Order, Supreme Court, New York County (Paul A. Goetz, J), entered on or about September 23, 2022, which, to the extent appealed from as limited by the briefs, granted plaintiff landlord’s motion to strike defendant tenant’s jury demand, unanimously modified, on the law, to deny the motion insofar as the tenant’s counter-claims asserted personal injury or property damage (the 16th, 17th, 20th, 21st, and 22nd counterclaims), those counterclaims severed without prejudice for a separate action in which the tenant may demand a jury trial, and otherwise affirmed, without costs.
[1] In general, the tenant waived her right to a trial by jury by entering into the parties’ lease, which contains a valid jury waiver clause "for any matter concerning this Lease or the Apartment" (see Sherry Assoc. v. Sherry–Netherland Inc., 273 A.D.2d 14, 15–16, 708 N.Y.S.2d 105 [1st Dept. 2000]). Furthermore, although the tenant’s initial lease had expired, making her a statutory tenant, the jury waiver carried over into the statutory tenancy (see Gersten v. 7th Ave. LLC, 88 A.D.3d 189, 199, 928 N.Y.S.2d 515 [1st Dept. 2011], appeal withdrawn 18 N.Y.3d 954, 944 N.Y.S.2d 482, 967 N.E.2d 707 [2012]).

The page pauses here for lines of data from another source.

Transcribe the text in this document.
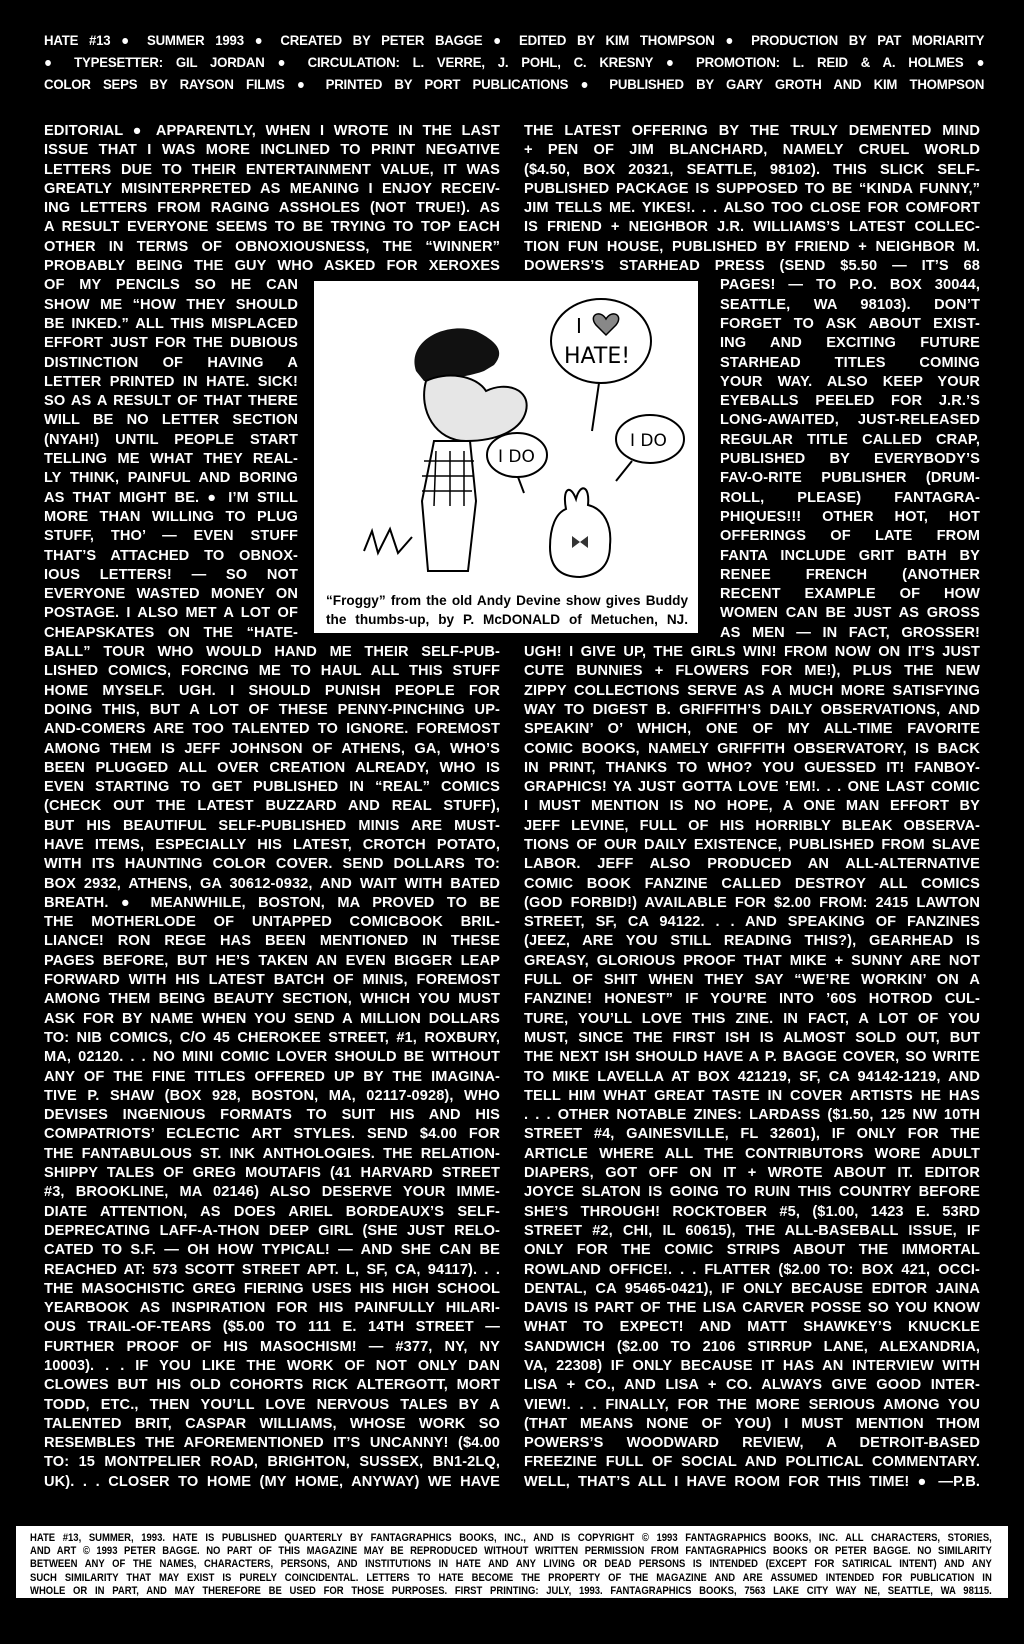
HATE #13 ● SUMMER 1993 ● CREATED BY PETER BAGGE ● EDITED BY KIM THOMPSON ● PRODUCTION BY PAT MORIARITY
● TYPESETTER: GIL JORDAN ● CIRCULATION: L. VERRE, J. POHL, C. KRESNY ● PROMOTION: L. REID & A. HOLMES ●
COLOR SEPS BY RAYSON FILMS ● PRINTED BY PORT PUBLICATIONS ● PUBLISHED BY GARY GROTH AND KIM THOMPSON
EDITORIAL ● APPARENTLY, WHEN I WROTE IN THE LAST
ISSUE THAT I WAS MORE INCLINED TO PRINT NEGATIVE
LETTERS DUE TO THEIR ENTERTAINMENT VALUE, IT WAS
GREATLY MISINTERPRETED AS MEANING I ENJOY RECEIV-
ING LETTERS FROM RAGING ASSHOLES (NOT TRUE!). AS
A RESULT EVERYONE SEEMS TO BE TRYING TO TOP EACH
OTHER IN TERMS OF OBNOXIOUSNESS, THE “WINNER”
PROBABLY BEING THE GUY WHO ASKED FOR XEROXES
OF MY PENCILS SO HE CAN
SHOW ME “HOW THEY SHOULD
BE INKED.” ALL THIS MISPLACED
EFFORT JUST FOR THE DUBIOUS
DISTINCTION OF HAVING A
LETTER PRINTED IN HATE. SICK!
SO AS A RESULT OF THAT THERE
WILL BE NO LETTER SECTION
(NYAH!) UNTIL PEOPLE START
TELLING ME WHAT THEY REAL-
LY THINK, PAINFUL AND BORING
AS THAT MIGHT BE. ● I’M STILL
MORE THAN WILLING TO PLUG
STUFF, THO’ — EVEN STUFF
THAT’S ATTACHED TO OBNOX-
IOUS LETTERS! — SO NOT
EVERYONE WASTED MONEY ON
POSTAGE. I ALSO MET A LOT OF
CHEAPSKATES ON THE “HATE-
BALL” TOUR WHO WOULD HAND ME THEIR SELF-PUB-
LISHED COMICS, FORCING ME TO HAUL ALL THIS STUFF
HOME MYSELF. UGH. I SHOULD PUNISH PEOPLE FOR
DOING THIS, BUT A LOT OF THESE PENNY-PINCHING UP-
AND-COMERS ARE TOO TALENTED TO IGNORE. FOREMOST
AMONG THEM IS JEFF JOHNSON OF ATHENS, GA, WHO’S
BEEN PLUGGED ALL OVER CREATION ALREADY, WHO IS
EVEN STARTING TO GET PUBLISHED IN “REAL” COMICS
(CHECK OUT THE LATEST BUZZARD AND REAL STUFF),
BUT HIS BEAUTIFUL SELF-PUBLISHED MINIS ARE MUST-
HAVE ITEMS, ESPECIALLY HIS LATEST, CROTCH POTATO,
WITH ITS HAUNTING COLOR COVER. SEND DOLLARS TO:
BOX 2932, ATHENS, GA 30612-0932, AND WAIT WITH BATED
BREATH. ● MEANWHILE, BOSTON, MA PROVED TO BE
THE MOTHERLODE OF UNTAPPED COMICBOOK BRIL-
LIANCE! RON REGE HAS BEEN MENTIONED IN THESE
PAGES BEFORE, BUT HE’S TAKEN AN EVEN BIGGER LEAP
FORWARD WITH HIS LATEST BATCH OF MINIS, FOREMOST
AMONG THEM BEING BEAUTY SECTION, WHICH YOU MUST
ASK FOR BY NAME WHEN YOU SEND A MILLION DOLLARS
TO: NIB COMICS, C/O 45 CHEROKEE STREET, #1, ROXBURY,
MA, 02120. . . NO MINI COMIC LOVER SHOULD BE WITHOUT
ANY OF THE FINE TITLES OFFERED UP BY THE IMAGINA-
TIVE P. SHAW (BOX 928, BOSTON, MA, 02117-0928), WHO
DEVISES INGENIOUS FORMATS TO SUIT HIS AND HIS
COMPATRIOTS’ ECLECTIC ART STYLES. SEND $4.00 FOR
THE FANTABULOUS ST. INK ANTHOLOGIES. THE RELATION-
SHIPPY TALES OF GREG MOUTAFIS (41 HARVARD STREET
#3, BROOKLINE, MA 02146) ALSO DESERVE YOUR IMME-
DIATE ATTENTION, AS DOES ARIEL BORDEAUX’S SELF-
DEPRECATING LAFF-A-THON DEEP GIRL (SHE JUST RELO-
CATED TO S.F. — OH HOW TYPICAL! — AND SHE CAN BE
REACHED AT: 573 SCOTT STREET APT. L, SF, CA, 94117). . .
THE MASOCHISTIC GREG FIERING USES HIS HIGH SCHOOL
YEARBOOK AS INSPIRATION FOR HIS PAINFULLY HILARI-
OUS TRAIL-OF-TEARS ($5.00 TO 111 E. 14TH STREET —
FURTHER PROOF OF HIS MASOCHISM! — #377, NY, NY
10003). . . IF YOU LIKE THE WORK OF NOT ONLY DAN
CLOWES BUT HIS OLD COHORTS RICK ALTERGOTT, MORT
TODD, ETC., THEN YOU’LL LOVE NERVOUS TALES BY A
TALENTED BRIT, CASPAR WILLIAMS, WHOSE WORK SO
RESEMBLES THE AFOREMENTIONED IT’S UNCANNY! ($4.00
TO: 15 MONTPELIER ROAD, BRIGHTON, SUSSEX, BN1-2LQ,
UK). . . CLOSER TO HOME (MY HOME, ANYWAY) WE HAVE
THE LATEST OFFERING BY THE TRULY DEMENTED MIND
+ PEN OF JIM BLANCHARD, NAMELY CRUEL WORLD
($4.50, BOX 20321, SEATTLE, 98102). THIS SLICK SELF-
PUBLISHED PACKAGE IS SUPPOSED TO BE “KINDA FUNNY,”
JIM TELLS ME. YIKES!. . . ALSO TOO CLOSE FOR COMFORT
IS FRIEND + NEIGHBOR J.R. WILLIAMS’S LATEST COLLEC-
TION FUN HOUSE, PUBLISHED BY FRIEND + NEIGHBOR M.
DOWERS’S STARHEAD PRESS (SEND $5.50 — IT’S 68
PAGES! — TO P.O. BOX 30044,
SEATTLE, WA 98103). DON’T
FORGET TO ASK ABOUT EXIST-
ING AND EXCITING FUTURE
STARHEAD TITLES COMING
YOUR WAY. ALSO KEEP YOUR
EYEBALLS PEELED FOR J.R.’S
LONG-AWAITED, JUST-RELEASED
REGULAR TITLE CALLED CRAP,
PUBLISHED BY EVERYBODY’S
FAV-O-RITE PUBLISHER (DRUM-
ROLL, PLEASE) FANTAGRA-
PHIQUES!!! OTHER HOT, HOT
OFFERINGS OF LATE FROM
FANTA INCLUDE GRIT BATH BY
RENEE FRENCH (ANOTHER
RECENT EXAMPLE OF HOW
WOMEN CAN BE JUST AS GROSS
AS MEN — IN FACT, GROSSER!
UGH! I GIVE UP, THE GIRLS WIN! FROM NOW ON IT’S JUST
CUTE BUNNIES + FLOWERS FOR ME!), PLUS THE NEW
ZIPPY COLLECTIONS SERVE AS A MUCH MORE SATISFYING
WAY TO DIGEST B. GRIFFITH’S DAILY OBSERVATIONS, AND
SPEAKIN’ O’ WHICH, ONE OF MY ALL-TIME FAVORITE
COMIC BOOKS, NAMELY GRIFFITH OBSERVATORY, IS BACK
IN PRINT, THANKS TO WHO? YOU GUESSED IT! FANBOY-
GRAPHICS! YA JUST GOTTA LOVE ’EM!. . . ONE LAST COMIC
I MUST MENTION IS NO HOPE, A ONE MAN EFFORT BY
JEFF LEVINE, FULL OF HIS HORRIBLY BLEAK OBSERVA-
TIONS OF OUR DAILY EXISTENCE, PUBLISHED FROM SLAVE
LABOR. JEFF ALSO PRODUCED AN ALL-ALTERNATIVE
COMIC BOOK FANZINE CALLED DESTROY ALL COMICS
(GOD FORBID!) AVAILABLE FOR $2.00 FROM: 2415 LAWTON
STREET, SF, CA 94122. . . AND SPEAKING OF FANZINES
(JEEZ, ARE YOU STILL READING THIS?), GEARHEAD IS
GREASY, GLORIOUS PROOF THAT MIKE + SUNNY ARE NOT
FULL OF SHIT WHEN THEY SAY “WE’RE WORKIN’ ON A
FANZINE! HONEST” IF YOU’RE INTO ’60S HOTROD CUL-
TURE, YOU’LL LOVE THIS ZINE. IN FACT, A LOT OF YOU
MUST, SINCE THE FIRST ISH IS ALMOST SOLD OUT, BUT
THE NEXT ISH SHOULD HAVE A P. BAGGE COVER, SO WRITE
TO MIKE LAVELLA AT BOX 421219, SF, CA 94142-1219, AND
TELL HIM WHAT GREAT TASTE IN COVER ARTISTS HE HAS
. . . OTHER NOTABLE ZINES: LARDASS ($1.50, 125 NW 10TH
STREET #4, GAINESVILLE, FL 32601), IF ONLY FOR THE
ARTICLE WHERE ALL THE CONTRIBUTORS WORE ADULT
DIAPERS, GOT OFF ON IT + WROTE ABOUT IT. EDITOR
JOYCE SLATON IS GOING TO RUIN THIS COUNTRY BEFORE
SHE’S THROUGH! ROCKTOBER #5, ($1.00, 1423 E. 53RD
STREET #2, CHI, IL 60615), THE ALL-BASEBALL ISSUE, IF
ONLY FOR THE COMIC STRIPS ABOUT THE IMMORTAL
ROWLAND OFFICE!. . . FLATTER ($2.00 TO: BOX 421, OCCI-
DENTAL, CA 95465-0421), IF ONLY BECAUSE EDITOR JAINA
DAVIS IS PART OF THE LISA CARVER POSSE SO YOU KNOW
WHAT TO EXPECT! AND MATT SHAWKEY’S KNUCKLE
SANDWICH ($2.00 TO 2106 STIRRUP LANE, ALEXANDRIA,
VA, 22308) IF ONLY BECAUSE IT HAS AN INTERVIEW WITH
LISA + CO., AND LISA + CO. ALWAYS GIVE GOOD INTER-
VIEW!. . . FINALLY, FOR THE MORE SERIOUS AMONG YOU
(THAT MEANS NONE OF YOU) I MUST MENTION THOM
POWERS’S WOODWARD REVIEW, A DETROIT-BASED
FREEZINE FULL OF SOCIAL AND POLITICAL COMMENTARY.
WELL, THAT’S ALL I HAVE ROOM FOR THIS TIME! ● —P.B.
I
HATE!
I DO
I DO
“Froggy” from the old Andy Devine show gives Buddy
the thumbs-up, by P. McDONALD of Metuchen, NJ.
HATE #13, SUMMER, 1993. HATE IS PUBLISHED QUARTERLY BY FANTAGRAPHICS BOOKS, INC., AND IS COPYRIGHT © 1993 FANTAGRAPHICS BOOKS, INC. ALL CHARACTERS, STORIES,
AND ART © 1993 PETER BAGGE. NO PART OF THIS MAGAZINE MAY BE REPRODUCED WITHOUT WRITTEN PERMISSION FROM FANTAGRAPHICS BOOKS OR PETER BAGGE. NO SIMILARITY
BETWEEN ANY OF THE NAMES, CHARACTERS, PERSONS, AND INSTITUTIONS IN HATE AND ANY LIVING OR DEAD PERSONS IS INTENDED (EXCEPT FOR SATIRICAL INTENT) AND ANY
SUCH SIMILARITY THAT MAY EXIST IS PURELY COINCIDENTAL. LETTERS TO HATE BECOME THE PROPERTY OF THE MAGAZINE AND ARE ASSUMED INTENDED FOR PUBLICATION IN
WHOLE OR IN PART, AND MAY THEREFORE BE USED FOR THOSE PURPOSES. FIRST PRINTING: JULY, 1993. FANTAGRAPHICS BOOKS, 7563 LAKE CITY WAY NE, SEATTLE, WA 98115.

[2] However, the lease expressly excepts from the jury waiver "actions for personal injury or property damage" (see Sherry Assoc., 273 A.D.2d at 15–16, 708 N.Y.S.2d 105; Leav v. Weitzner, 268 A.D. 466, 468, 51 N.Y.S.2d 775 [1st Dept. 1944]). Therefore, the tenant’s counterclaims asserting personal injury and property damage should be severed from this proceeding and tried separately (see Holrod Assoc. v. Tomanovits, 120 Misc.2d 551, 552, 467 N.Y.S.2d 494 [App. Term, 1st Dept. 1983]; cf. Barrow v. Bloomfield, 30 A.D.2d 947, 947, 293 N.Y.S.2d 1007 [1st Dept. 1968]).
[3, 4] Contrary to the tenant’s position otherwise, there is no basis to invalidate an initial lease without a finding of fraud (see Drucker v. Mauro, 30 A.D.3d 37, 43, 814 N.Y.S.2d 43 [1st Dept. 2006], lv dismissed 7 N.Y.3d 844, 823 N.Y.S.2d 772, 857 N.E.2d 67 [2006]). Although the Department of Housing and Community Renewal previously found that the tenant was entitled to a rent-stabilized lease, both the Department and the article 78 court also specifically found that there was no evidence of a fraudulent scheme to deregulate the premises. These findings are conclusive at this time, and we reject the tenant’s efforts to relitigate that issue by advancing an argument that the lease, including its jury trial waiver, is invalid (see Ryan v. New York Tel. Co., 62 N.Y.2d 494, 500–501, 478 N.Y.S.2d 823, 467 N.E.2d 487 [1984]).
Because there was no motion to dismiss the counterclaims, we need not address the landlord’s arguments that certain counter-claims are time-barred or otherwise barred by the terms of the lease.
We have considered the remaining arguments and find them unavailing.